The end of summer meant that I was leaving The Golden Steer and New Jersey. I’d bought a plain, beige smocked maxi-dress with strap sleeves for my hostessing shift (it accessorized well), but I needed an alternative option. My best girlfriend let me borrow her elegantly beautiful prom dress (I didn’t go to The Prom). This gown was of a delicate floral tile print on white cotton, with puffed sleeves. She also gave me a wonderful dark green cable-knit cardigan as a parting gift — classics never go out of style. I wished I had something to give to her; maybe the gift of friendship was enough during the next year or so after I “went away to college.” Judy, the ferocious manager, was a bit tearful in letting me leave this place of food, drink and chaotic noise. I’d helped her rack up a lot of greenbacks at The Golden Steer. She had a soft spot beneath all of that hostile bluster, and I repaid her many kindnesses by keeping that secret to myself. Undoubtedly, she’d developed a crusty exterior after those kindnesses had been used against her.
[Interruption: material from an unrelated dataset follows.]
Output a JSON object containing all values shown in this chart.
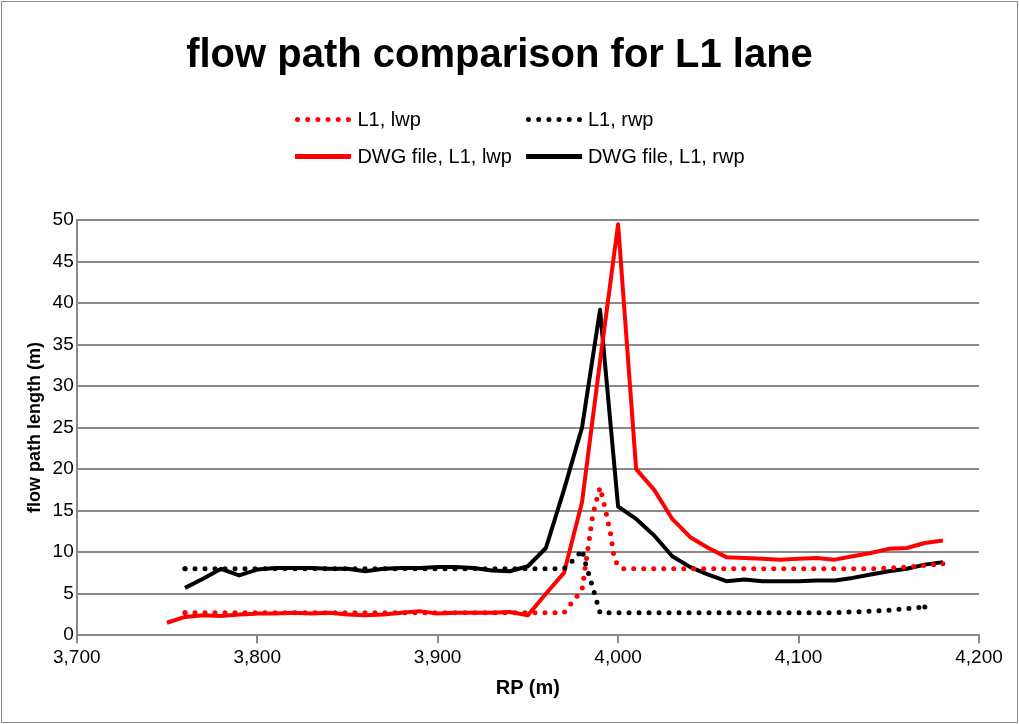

And Willie the cook, he kept working there for quite a few years at The Golden Steer. The place went downhill, along with so much of the New Jersey that I’d known. I’m sure Willie found his just reward at a big steak house in the sky. He didn’t kill any fatted calf, but he did have faith that this yearling would find her way in this world, once she’d left the petty pen of The Golden Steer. He certainly steered me toward even better waitressing jobs in Washington D.C. Whenever a customer complained about the food he’d scarfed down but didn’t want to pay for, I’d scratch my head, symbolically adjusting my pick, and say: “You ate it, didn’t you?”